Les organisations se détourneront des mots de passe
L’authentification par mot de passe est probablement le maillon le plus faible de la cybersécurité. Le recours accru aux services en ligne et applications SaaS amène les utilisateurs à créer de nouveaux comptes, chacun avec son propre mot de passe. Afin d’éviter de devoir mémoriser des mots de passe de plus en plus complexes, les utilisateurs ont tendance à réutiliser les mêmes. Cette situation accroît le risque de compromission de données, puisqu’en cas de vol d’identifiants, ces derniers se retrouvent sur le dark web afin d’être utilisés lors de campagnes futures.
En conséquence, les organisations adopteront davantage des méthodes d’authentification sans mot de passe, telles que la biométrie avec les empreintes digitales ou la reconnaissance oculaire. Cette tendance pourrait entraîner une augmentation du volume de données personnelles transmises et stockées en ligne, puisque les organisations collecteront ces informations à des fins d’authentification.

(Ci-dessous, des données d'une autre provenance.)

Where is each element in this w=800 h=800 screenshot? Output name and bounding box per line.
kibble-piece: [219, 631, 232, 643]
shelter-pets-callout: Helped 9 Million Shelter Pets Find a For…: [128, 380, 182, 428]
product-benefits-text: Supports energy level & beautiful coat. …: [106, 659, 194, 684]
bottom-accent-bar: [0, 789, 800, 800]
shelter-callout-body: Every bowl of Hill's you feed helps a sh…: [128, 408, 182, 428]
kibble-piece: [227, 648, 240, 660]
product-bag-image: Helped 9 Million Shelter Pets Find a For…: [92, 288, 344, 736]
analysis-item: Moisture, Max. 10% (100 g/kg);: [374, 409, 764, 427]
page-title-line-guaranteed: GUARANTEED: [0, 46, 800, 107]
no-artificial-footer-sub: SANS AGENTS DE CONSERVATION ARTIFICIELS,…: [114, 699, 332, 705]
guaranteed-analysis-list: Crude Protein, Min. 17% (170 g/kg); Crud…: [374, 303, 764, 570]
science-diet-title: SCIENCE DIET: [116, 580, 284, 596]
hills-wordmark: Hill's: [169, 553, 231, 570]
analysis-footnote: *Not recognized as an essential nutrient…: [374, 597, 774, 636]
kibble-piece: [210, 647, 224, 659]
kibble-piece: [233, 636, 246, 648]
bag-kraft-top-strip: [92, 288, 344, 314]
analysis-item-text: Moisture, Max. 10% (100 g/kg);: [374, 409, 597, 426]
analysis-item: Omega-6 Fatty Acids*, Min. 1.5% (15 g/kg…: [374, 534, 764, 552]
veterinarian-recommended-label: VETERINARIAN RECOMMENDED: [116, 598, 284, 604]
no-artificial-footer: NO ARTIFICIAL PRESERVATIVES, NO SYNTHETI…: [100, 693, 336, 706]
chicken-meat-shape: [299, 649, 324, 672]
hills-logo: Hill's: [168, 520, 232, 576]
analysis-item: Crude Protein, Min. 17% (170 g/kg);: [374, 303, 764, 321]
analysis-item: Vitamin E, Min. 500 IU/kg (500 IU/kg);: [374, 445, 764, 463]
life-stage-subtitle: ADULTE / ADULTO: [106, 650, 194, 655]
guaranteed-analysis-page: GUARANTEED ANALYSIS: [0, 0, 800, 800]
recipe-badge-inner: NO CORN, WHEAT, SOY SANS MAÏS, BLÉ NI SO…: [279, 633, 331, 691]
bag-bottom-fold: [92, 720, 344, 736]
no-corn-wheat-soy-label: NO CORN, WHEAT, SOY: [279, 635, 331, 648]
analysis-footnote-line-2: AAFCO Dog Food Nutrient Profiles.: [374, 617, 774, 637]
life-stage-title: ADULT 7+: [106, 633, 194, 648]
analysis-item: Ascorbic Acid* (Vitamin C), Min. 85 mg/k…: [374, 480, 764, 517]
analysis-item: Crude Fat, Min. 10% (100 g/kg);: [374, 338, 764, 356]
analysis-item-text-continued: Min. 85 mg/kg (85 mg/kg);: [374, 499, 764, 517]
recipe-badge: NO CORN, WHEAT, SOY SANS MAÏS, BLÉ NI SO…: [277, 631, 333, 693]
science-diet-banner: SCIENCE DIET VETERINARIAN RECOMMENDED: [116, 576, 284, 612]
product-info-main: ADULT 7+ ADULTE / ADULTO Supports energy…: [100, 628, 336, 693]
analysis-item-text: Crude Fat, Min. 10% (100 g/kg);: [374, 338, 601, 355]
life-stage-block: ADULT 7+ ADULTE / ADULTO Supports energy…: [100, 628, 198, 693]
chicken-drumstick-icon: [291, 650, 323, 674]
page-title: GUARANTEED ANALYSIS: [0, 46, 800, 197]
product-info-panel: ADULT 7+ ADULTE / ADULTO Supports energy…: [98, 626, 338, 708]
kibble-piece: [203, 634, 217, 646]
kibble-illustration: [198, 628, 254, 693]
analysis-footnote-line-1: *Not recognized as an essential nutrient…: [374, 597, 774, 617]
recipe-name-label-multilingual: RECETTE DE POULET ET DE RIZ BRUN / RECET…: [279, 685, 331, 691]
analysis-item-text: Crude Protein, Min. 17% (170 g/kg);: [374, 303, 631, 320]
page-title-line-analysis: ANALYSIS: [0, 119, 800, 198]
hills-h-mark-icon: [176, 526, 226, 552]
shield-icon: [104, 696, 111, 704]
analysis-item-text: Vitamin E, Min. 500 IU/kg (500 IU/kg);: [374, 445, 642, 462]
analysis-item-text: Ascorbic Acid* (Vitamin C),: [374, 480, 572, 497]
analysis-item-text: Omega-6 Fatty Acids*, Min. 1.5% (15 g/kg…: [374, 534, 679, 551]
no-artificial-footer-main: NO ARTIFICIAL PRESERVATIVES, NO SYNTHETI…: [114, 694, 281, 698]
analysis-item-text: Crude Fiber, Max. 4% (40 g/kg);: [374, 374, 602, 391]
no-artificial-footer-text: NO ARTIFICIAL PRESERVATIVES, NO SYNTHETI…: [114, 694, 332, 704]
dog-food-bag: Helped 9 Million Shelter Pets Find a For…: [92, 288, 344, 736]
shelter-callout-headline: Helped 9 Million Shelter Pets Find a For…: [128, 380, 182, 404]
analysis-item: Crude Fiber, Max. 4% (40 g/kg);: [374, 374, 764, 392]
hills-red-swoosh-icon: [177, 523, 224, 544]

Cependant, les attaquants chercheront des techniques leur permettant de contourner, ou de pirater, ces nouvelles stratégies d’authentification, et il est difficile de prévoir ce qu’ils inventeront. Par conséquent, les entreprises doivent se doter d’un programme de gestion des risques adaptable et tenir compte des impératifs de sécurité chaque fois qu’elles mettent en œuvre de nouveaux services et technologies.
Une chose est sûre, le monde d’après ne connaîtra pas une baisse des cyberattaques, car les pirates tirent toujours profit des nouvelles vulnérabilités pour mener à bien leur campagne. Les organisations doivent donc s’adapter rapidement à la nouvelle normalité et faire évoluer leur sécurité en conséquence, afin de protéger leurs données sensibles et ainsi garder une longueur d’avance sur les cybercriminels.
Pierre-Louis Lussan directeur France de Netwrix.